Well The Inquirer’s review bias depends on who is writing, but people have been making this comparison for years and since Apple outsourced their manufacturing, Mac’s have always compared favorably when you spec a Dell this way. Don’t believe me? bookmark this site then.
The problem with this comparison is that the average user doesn’t see where they are different and, if they are different, which one is better. That’s why if you want to perform this sort of specification masturbation, you should look this table instead of those articles.

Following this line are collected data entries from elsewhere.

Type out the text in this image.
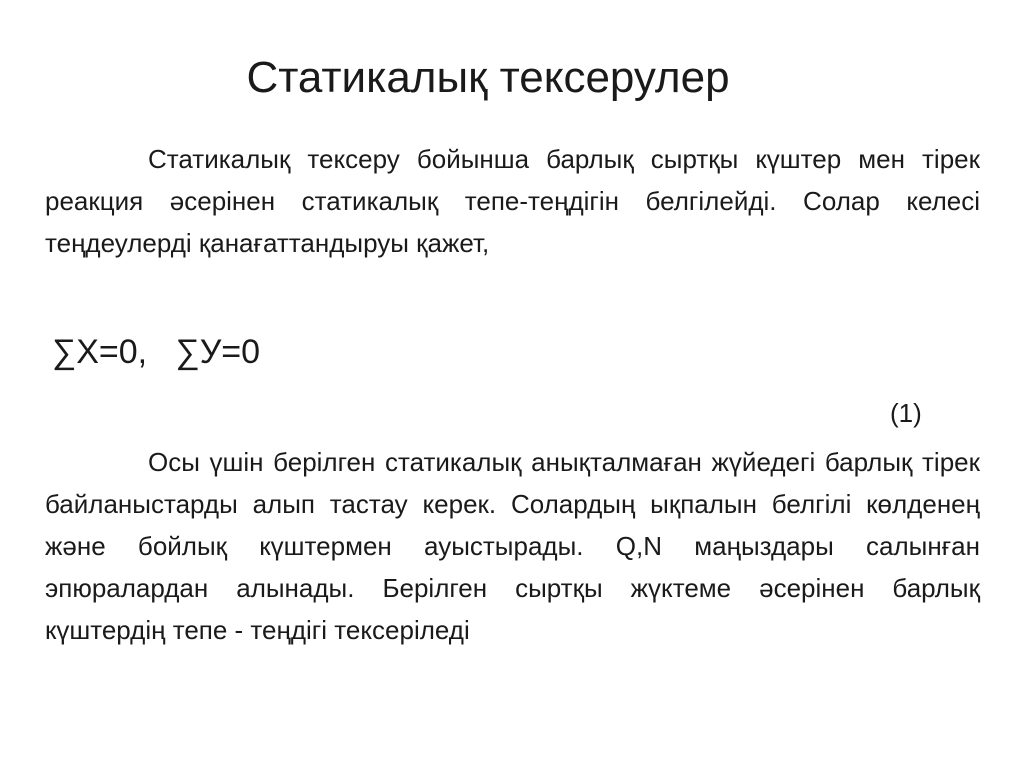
Статикалық тексерулер

Статикалық тексеру бойынша барлық сыртқы күштер мен тірек реакция әсерінен статикалық тепе-теңдігін белгілейді. Солар келесі теңдеулерді қанағаттандыруы қажет,

∑X=0,   ∑У=0

(1)

Осы үшін берілген статикалық анықталмаған жүйедегі барлық тірек байланыстарды алып тастау керек. Солардың ықпалын белгілі көлденең және бойлық күштермен ауыстырады. Q,N маңыздары салынған эпюралардан алынады. Берілген сыртқы жүктеме әсерінен барлық күштердің тепе - теңдігі тексеріледі
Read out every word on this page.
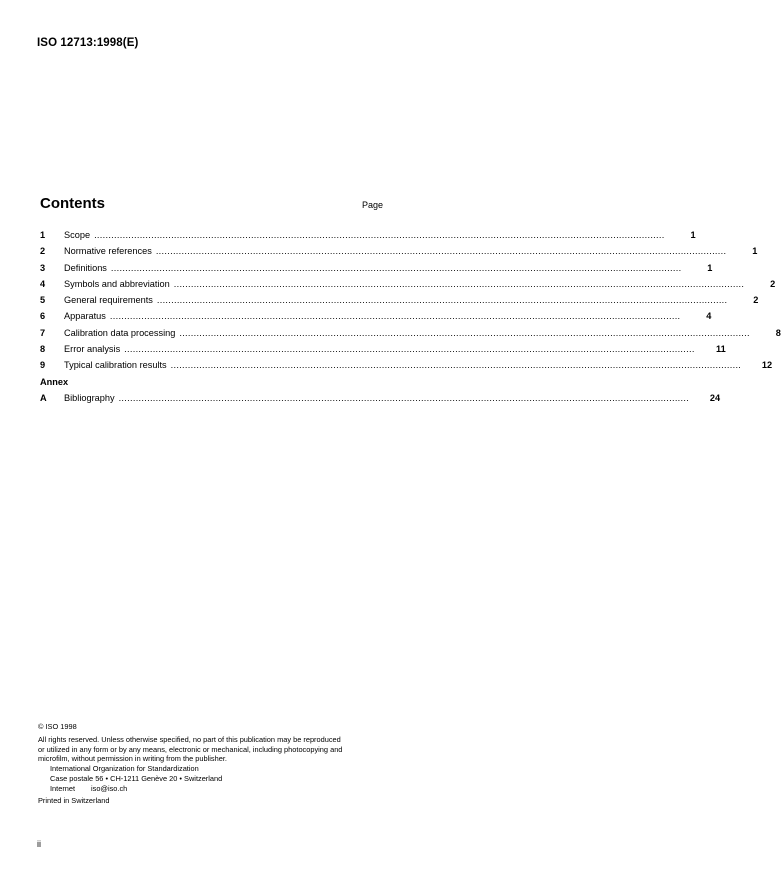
ISO 12713:1998(E)
Contents	Page
1	Scope ........................................................................................................................................................................................................	1
2	Normative references ........................................................................................................................................................................................................	1
3	Definitions ........................................................................................................................................................................................................	1
4	Symbols and abbreviation ........................................................................................................................................................................................................	2
5	General requirements ........................................................................................................................................................................................................	2
6	Apparatus ........................................................................................................................................................................................................	4
7	Calibration data processing ........................................................................................................................................................................................................	8
8	Error analysis ........................................................................................................................................................................................................	11
9	Typical calibration results ........................................................................................................................................................................................................	12
Annex
A	Bibliography ........................................................................................................................................................................................................	24
© ISO 1998
All rights reserved. Unless otherwise specified, no part of this publication may be reproduced
or utilized in any form or by any means, electronic or mechanical, including photocopying and
microfilm, without permission in writing from the publisher.
International Organization for Standardization
Case postale 56 • CH-1211 Genève 20 • Switzerland
Internet iso@iso.ch
Printed in Switzerland
ii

IMO, the biggest cause of the cost difference is the wildly overpriced, but underperforming nVidia Quadro NVS 285/Quadro FX 3450. For instance, Apple Store offers an upgrade to the NVidia Quadro FX 4500 for $1650! That’s the problem with workstation cards. (My personal view is to agree with Bare Feats and recommend you configure your Mac Pro with an ATI Radeon X1900 XT 512MB for $350 extra.)
This leads back to my previous blog entry. When you spec a Dell to be like a Mac, the Mac beats it, and has beat it for quite a while. There are no supply chain advantages that Dell has anmore. The problem is nobody buying a Dell (besides companies) would do that. Instead they’d rationalize things like: “screw the precision workstation, I’ll just build a game machine and rip everything out and add some stackable coupons.” Even if they buy a the Precision 690, they’ll probably never include the GigE, DVD+-RW, etc.
An interesting development
One of the most interesting developments is that you can’t get a 2.7TB internal RAID working on the Mac Pro because of strange problems if you go above 2TB.
Normally you’d go an blame Apple, but this time… who knows?
The interesting thing is that the Mac Pro does not have an Apple-designed chipset in it, but the Intel 5000 Chipset needed to drive the FB-DIMMs and the memory bandwidth demands of the Core 2 Xeon (Woodcrest) chips.
(The obscure geek thing to understand here, is that Intel’s competitor, AMD, puts the memory controller on the CPU so the number of memory slots (and memory bandwidth) increases linearly with the number of CPUs but Intel uses a chipset to manage memory so needed a new standard (not DDR) to reach higher bandwidth.)
In any case, there is some major cost savings due to commoditization going on now that Apple is no longer designing their own chipsets.
Their conversion to the dark side is now complete.